A balsa acidentada, pertencente à empresa Jonasa e arrendada à Transportadora Conama, está há cinco dias no fundo do rio, a 400 metros do porto de Vila do Conde, em Barcarena, a 20 quilômetros de Belém. Ela estava a serviço da empresa norte-americana Texaco e afundou na última sexta-feira quando era carregada de combustível no terminal de Vila do Conde. Os fortes ventos e a correnteza teriam sido as causas do acidente, segundo versão apresentada pelos funcionários da Conama que estavam no local.
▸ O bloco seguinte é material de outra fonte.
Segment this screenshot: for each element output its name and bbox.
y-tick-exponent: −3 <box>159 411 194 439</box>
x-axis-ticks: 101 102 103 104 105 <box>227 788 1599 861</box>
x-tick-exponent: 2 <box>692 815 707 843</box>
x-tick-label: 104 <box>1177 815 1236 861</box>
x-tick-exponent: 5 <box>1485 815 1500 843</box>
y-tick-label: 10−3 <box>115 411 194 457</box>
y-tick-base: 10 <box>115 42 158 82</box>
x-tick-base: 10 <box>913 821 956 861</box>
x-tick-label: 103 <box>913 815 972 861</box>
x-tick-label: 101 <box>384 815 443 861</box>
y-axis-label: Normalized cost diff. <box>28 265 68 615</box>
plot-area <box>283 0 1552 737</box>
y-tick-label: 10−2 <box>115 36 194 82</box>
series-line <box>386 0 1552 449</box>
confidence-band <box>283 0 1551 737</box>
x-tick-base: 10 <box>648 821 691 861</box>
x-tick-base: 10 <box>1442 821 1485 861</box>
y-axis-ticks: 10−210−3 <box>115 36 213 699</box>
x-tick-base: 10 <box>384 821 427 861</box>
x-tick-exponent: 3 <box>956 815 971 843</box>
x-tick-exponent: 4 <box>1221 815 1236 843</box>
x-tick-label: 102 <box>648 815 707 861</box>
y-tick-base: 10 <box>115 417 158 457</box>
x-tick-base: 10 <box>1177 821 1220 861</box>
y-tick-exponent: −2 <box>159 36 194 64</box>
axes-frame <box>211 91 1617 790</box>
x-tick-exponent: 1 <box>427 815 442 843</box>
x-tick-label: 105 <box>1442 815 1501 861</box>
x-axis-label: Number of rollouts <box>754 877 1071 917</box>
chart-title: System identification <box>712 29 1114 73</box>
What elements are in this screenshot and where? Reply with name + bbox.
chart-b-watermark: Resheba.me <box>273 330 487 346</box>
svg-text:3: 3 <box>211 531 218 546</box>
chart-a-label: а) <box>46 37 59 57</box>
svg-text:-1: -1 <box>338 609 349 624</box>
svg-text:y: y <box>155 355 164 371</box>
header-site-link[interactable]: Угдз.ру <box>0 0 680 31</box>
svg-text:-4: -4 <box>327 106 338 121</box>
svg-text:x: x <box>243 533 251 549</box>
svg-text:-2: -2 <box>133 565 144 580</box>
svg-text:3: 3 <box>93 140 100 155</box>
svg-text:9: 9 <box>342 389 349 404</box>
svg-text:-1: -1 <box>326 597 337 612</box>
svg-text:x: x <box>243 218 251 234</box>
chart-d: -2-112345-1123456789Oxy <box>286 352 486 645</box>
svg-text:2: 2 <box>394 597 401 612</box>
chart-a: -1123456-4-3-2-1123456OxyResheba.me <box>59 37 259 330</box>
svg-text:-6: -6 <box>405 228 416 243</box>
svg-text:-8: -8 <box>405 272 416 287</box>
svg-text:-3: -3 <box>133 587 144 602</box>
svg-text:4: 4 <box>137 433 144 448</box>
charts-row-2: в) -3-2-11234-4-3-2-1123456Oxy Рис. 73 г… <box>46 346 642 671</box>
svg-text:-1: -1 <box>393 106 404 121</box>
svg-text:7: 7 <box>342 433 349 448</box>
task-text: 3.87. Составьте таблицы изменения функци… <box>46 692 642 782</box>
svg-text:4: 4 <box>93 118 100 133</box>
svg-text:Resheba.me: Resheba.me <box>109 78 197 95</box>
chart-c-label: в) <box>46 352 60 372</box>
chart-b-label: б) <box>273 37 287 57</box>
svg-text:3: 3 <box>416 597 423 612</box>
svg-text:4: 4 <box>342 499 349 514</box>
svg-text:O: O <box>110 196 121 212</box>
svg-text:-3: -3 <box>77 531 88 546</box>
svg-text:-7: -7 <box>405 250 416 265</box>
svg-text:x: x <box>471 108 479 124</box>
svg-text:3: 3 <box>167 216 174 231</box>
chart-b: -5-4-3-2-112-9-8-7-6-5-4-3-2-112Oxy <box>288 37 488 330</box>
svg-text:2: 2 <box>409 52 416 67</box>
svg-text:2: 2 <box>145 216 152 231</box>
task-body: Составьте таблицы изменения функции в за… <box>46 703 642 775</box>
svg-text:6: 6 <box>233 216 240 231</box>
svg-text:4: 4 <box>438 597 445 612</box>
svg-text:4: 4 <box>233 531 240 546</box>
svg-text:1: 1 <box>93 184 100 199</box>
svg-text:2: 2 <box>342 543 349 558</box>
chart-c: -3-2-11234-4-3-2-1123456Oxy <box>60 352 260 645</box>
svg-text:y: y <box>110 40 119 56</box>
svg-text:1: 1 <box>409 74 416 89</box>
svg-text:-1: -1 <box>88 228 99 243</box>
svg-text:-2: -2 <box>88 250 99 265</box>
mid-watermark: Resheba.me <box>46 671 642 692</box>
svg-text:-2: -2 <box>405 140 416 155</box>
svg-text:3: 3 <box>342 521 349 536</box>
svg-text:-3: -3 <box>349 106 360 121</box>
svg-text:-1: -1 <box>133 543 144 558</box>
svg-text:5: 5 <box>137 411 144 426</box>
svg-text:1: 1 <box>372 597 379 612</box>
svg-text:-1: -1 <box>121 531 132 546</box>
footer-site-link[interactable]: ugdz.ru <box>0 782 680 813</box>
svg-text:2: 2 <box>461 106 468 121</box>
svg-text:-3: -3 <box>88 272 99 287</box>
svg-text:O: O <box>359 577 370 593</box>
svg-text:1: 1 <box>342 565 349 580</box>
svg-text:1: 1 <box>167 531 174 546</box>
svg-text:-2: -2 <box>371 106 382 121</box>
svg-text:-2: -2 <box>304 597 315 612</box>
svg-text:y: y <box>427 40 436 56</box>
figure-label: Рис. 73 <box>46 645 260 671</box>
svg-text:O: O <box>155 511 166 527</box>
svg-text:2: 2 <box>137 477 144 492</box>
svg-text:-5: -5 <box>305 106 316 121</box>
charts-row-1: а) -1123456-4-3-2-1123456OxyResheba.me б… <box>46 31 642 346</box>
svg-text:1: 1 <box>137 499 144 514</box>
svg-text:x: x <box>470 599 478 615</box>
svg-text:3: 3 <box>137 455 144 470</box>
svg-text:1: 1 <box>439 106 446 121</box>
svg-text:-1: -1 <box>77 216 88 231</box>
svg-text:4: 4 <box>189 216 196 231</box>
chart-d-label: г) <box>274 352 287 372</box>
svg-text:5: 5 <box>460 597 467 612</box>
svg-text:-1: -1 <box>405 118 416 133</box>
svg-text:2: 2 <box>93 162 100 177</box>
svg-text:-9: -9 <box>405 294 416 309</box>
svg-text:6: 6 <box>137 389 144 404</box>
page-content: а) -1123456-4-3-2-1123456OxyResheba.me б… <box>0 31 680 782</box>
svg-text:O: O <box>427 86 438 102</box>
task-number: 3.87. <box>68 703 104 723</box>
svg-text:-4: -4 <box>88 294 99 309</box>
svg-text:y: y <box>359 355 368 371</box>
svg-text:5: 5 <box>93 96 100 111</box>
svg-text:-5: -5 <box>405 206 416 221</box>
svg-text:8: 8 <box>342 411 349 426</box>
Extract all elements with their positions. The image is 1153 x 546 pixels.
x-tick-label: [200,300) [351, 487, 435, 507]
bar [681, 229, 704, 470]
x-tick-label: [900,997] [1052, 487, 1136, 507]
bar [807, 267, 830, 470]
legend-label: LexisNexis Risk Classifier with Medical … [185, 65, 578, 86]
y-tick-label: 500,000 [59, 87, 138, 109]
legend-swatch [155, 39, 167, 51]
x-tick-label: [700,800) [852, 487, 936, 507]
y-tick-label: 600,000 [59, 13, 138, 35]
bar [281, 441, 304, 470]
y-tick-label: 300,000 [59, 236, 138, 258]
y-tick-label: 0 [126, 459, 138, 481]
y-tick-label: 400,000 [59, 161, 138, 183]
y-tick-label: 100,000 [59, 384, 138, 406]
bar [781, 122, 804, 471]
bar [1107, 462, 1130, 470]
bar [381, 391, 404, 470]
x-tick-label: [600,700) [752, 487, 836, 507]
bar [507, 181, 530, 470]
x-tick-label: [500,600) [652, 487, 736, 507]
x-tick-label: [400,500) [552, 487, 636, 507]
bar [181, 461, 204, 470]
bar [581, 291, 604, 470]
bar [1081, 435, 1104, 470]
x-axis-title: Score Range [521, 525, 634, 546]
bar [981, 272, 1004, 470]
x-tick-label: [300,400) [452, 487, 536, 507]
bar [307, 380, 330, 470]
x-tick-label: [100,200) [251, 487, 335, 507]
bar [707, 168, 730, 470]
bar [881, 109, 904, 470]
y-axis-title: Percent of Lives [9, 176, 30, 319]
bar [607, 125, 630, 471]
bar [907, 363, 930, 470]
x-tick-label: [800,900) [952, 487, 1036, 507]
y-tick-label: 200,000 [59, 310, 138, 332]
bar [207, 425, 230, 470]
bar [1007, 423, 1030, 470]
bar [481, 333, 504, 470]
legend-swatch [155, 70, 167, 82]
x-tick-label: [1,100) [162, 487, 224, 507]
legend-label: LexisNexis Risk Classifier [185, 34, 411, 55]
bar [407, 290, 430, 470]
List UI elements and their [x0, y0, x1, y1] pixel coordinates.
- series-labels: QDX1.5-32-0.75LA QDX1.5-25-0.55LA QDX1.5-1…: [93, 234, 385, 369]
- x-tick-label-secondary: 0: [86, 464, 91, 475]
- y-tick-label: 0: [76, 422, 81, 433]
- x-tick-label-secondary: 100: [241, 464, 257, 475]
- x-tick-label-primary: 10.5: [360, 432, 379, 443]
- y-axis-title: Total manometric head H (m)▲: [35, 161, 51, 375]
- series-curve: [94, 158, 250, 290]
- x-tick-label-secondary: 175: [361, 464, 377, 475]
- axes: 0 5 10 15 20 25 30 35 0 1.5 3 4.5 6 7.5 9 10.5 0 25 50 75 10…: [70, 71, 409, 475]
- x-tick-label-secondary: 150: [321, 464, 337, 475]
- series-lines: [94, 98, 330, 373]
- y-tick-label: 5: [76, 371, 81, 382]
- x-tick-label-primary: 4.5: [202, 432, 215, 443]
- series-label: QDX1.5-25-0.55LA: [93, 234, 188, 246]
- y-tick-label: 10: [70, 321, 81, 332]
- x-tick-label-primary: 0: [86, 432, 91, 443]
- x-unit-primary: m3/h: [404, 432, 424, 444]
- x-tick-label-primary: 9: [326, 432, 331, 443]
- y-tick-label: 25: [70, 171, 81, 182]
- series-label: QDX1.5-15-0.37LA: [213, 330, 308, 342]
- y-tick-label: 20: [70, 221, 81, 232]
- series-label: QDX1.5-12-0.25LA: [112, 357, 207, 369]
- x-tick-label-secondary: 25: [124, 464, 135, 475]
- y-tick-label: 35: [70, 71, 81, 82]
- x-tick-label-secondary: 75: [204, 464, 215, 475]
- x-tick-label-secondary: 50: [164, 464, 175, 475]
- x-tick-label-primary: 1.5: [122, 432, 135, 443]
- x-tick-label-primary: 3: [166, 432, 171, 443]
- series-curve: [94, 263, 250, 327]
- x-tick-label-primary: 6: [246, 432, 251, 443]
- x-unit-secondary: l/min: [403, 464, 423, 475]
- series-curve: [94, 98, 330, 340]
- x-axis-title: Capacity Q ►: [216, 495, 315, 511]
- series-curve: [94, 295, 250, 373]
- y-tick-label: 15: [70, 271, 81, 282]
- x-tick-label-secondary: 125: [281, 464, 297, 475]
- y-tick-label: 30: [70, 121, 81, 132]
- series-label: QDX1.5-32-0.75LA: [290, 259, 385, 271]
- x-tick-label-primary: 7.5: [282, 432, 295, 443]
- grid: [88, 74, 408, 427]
A Capitania dos Portos do Pará investiga a possibilidade de a má disposição da carga na balsa ter sido a responsável pelo naufrágio.
Segundo avaliações preliminares de técnicos da Texaco, a embarcação não apresenta danos em sua estrutura ou sinais de vazamento de óleo. "Ela continua planada lá no fundo do rio, enterrada na lama, mas sem qualquer inclinação que comprometa a carga armazenada em seu interior", explicou o gerente regional da empresa, José Ferreira Amin. Ele tem recebido informações a cada duas horas dos mergulhadores do Corpo de Bombeiros militar e de particulares contratados pela empresa para monitorar a posição da embarcação no leito do rio. "Esse pessoal está fazendo até 17 mergulhos por dia para saber se tudo continua dentro da normalidade e sem riscos ao meio ambiente". Medo - Cerca de 13 mil famílias que vivem nas comunidades de Itupanema, Vila do Conde, Caripi e outras da região não escondem o temor de vazamento do óleo durante a operação de flutuação da balsa. Essas comunidades sobrevivem da pesca do peixe, camarão e de outros crustáceos abundantes no Rio Pará e na região da baía do Marajó, distante apenas 20 quilômetros do local onde ocorreu o acidente. "Nem é bom pensar muito na possibilidade de uma desgraça dessas. A gente pensa tanto e acaba atraindo coisa ruim", afirmou um dos líderes da vila de Itupanema, Raimundo Barreto.
O superintendente do Instituto Brasileiro do meio Ambiente e dos Recursos Naturais Renováveis (Ibama) no Pará, Paulo Castelo Branco, garante que o plano de resgate da balsa só será aprovado se houver "risco zero" de um acidente ecológico capaz de poluir os rios da região. "É bom prevenir logo. Por enquanto, o que temos é um acidente aquaviário. Se houver acidente ecológico, vão depois querer culpar o Ibama e isso eu não vou aceitar".
O procurador da República no Pará, Felício Pontes Júnior
que instaurou processo e intimou o Ibama e Capitania dos Portos a prestar informações sobre as causas e responsabilidades pelo acidente, em cinco dias, não descarta a possibilidade de processar imediatamente a Texaco se algum dano ambiental acontecer. "Torço para que tudo saia bem nessa operação de resgaste, porque se houver algum problema, por menos que seja, o Ministério Público Federal agirá com o rigor que a lei lhe faculta".